Sate dari daging kurban sering menantang karena potongannya tidak selalu langsung lembut. Jika salah langkah, hasil bakaran bisa alot, sulit dikunyah, dan kurang enak dinikmati.
Kunci utamanya ada pada cara menyiapkan daging sejak awal. Pemilihan bagian daging, cara memotong, hingga teknik marinasi ikut menentukan apakah sate nanti terasa empuk atau justru keras.
Mulai dari potongan yang tepat
Langkah paling aman adalah memilih bagian daging yang memang lebih mendukung untuk sate.
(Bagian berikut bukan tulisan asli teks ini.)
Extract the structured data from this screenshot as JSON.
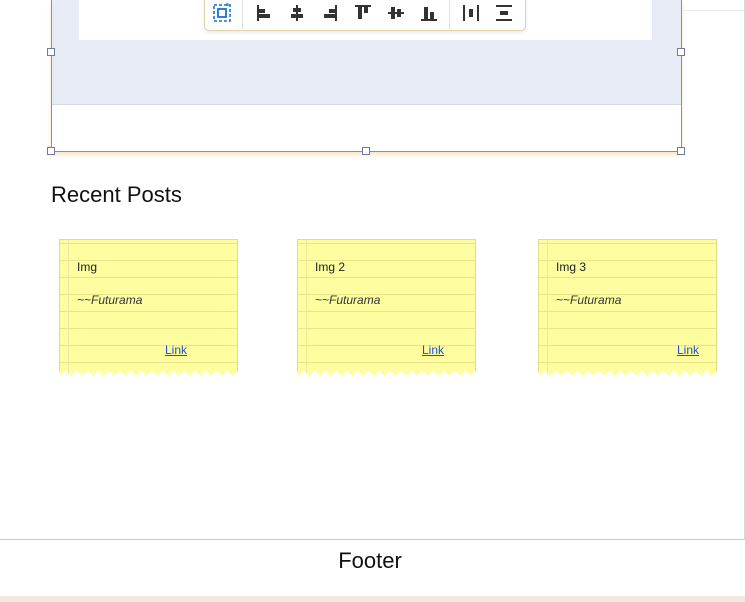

Bagian has dalam atau paha cenderung lebih empuk, sehingga lebih mudah diolah menjadi sate yang nyaman disantap.
Ciri daging yang baik juga perlu diperhatikan sejak awal. Daging segar biasanya berwarna merah cerah, terasa kenyal, tidak berbau asam, dan memiliki sedikit lemak.
Cara sederhana sebelum bumbu masuk
Setelah bahan dipilih, daging bisa diempukkan secara mekanis. Alat pemukul daging atau ulekan dapat membantu memecah serat otot yang keras agar teksturnya lebih lunak.
Namun, cara ini harus dilakukan merata dan tidak berlebihan. Jika dipukul terlalu keras, daging bisa hancur dan kehilangan bentuk saat ditusuk atau dibakar.
Memotong daging melawan arah serat juga membantu hasil akhir lebih empuk. Teknik ini memutus serat panjang di dalam daging sehingga daging lebih mudah dikunyah saat matang.
Bahan alami yang sering dipakai
Nanas muda menjadi salah satu bahan yang umum dimanfaatkan untuk mengempukkan daging. Kandungan enzim bromelain di dalamnya bekerja memecah serat protein secara alami.
Penggunaannya perlu dibatasi agar hasilnya tidak terlalu lembek. Nanas bisa diparut atau dijus, lalu dioleskan ke daging selama 15-30 menit sebelum dibilas bersih dan dimasak.
Daun pepaya juga punya fungsi serupa karena mengandung enzim papain. Daging bisa dibungkus dengan daun pepaya yang sudah diremas sampai getahnya keluar selama 1 hingga 3 jam, lalu dicuci bersih sebelum masuk ke tahap berikutnya.
Marinasi untuk tekstur dan aroma
Selain bahan alami, marinasi ikut memberi pengaruh besar pada daging kurban. Air jeruk nipis, cuka, atau yogurt dapat membantu memecah serat protein sekaligus mengurangi bau prengus.
Untuk hasil yang lebih optimal, marinasi bisa memakai rasio 3:1 antara minyak dan bahan asam. Daging kemudian didiamkan selama 1-2 jam agar bumbu meresap lebih baik.
Saat daging terasa sangat keras
Jika potongan yang dipakai memang sangat alot, perebusan singkat bisa menjadi jalan awal. Daging dapat direbus selama 10-15 menit bersama daun salam, lengkuas, dan bawang putih.
Setelah direbus, daging perlu ditiriskan sampai benar-benar kering sebelum dimarinasi. Tahap ini membuat daging setengah matang dan lebih mudah dibakar tanpa cepat kembali keras.
Peran bara saat sate dibakar
Proses pembakaran juga tidak kalah penting daripada tahap persiapan. Arang kayu atau batok kelapa disarankan karena menghasilkan panas yang stabil selama memasak.
Sate sebaiknya dibakar di atas bara api sedang agar tetap empuk, juicy, dan tidak cepat gosong di luar. Selama dibakar, sate perlu dibolak-balik supaya matang merata dan aroma smoky tetap muncul tanpa membuat daging kering.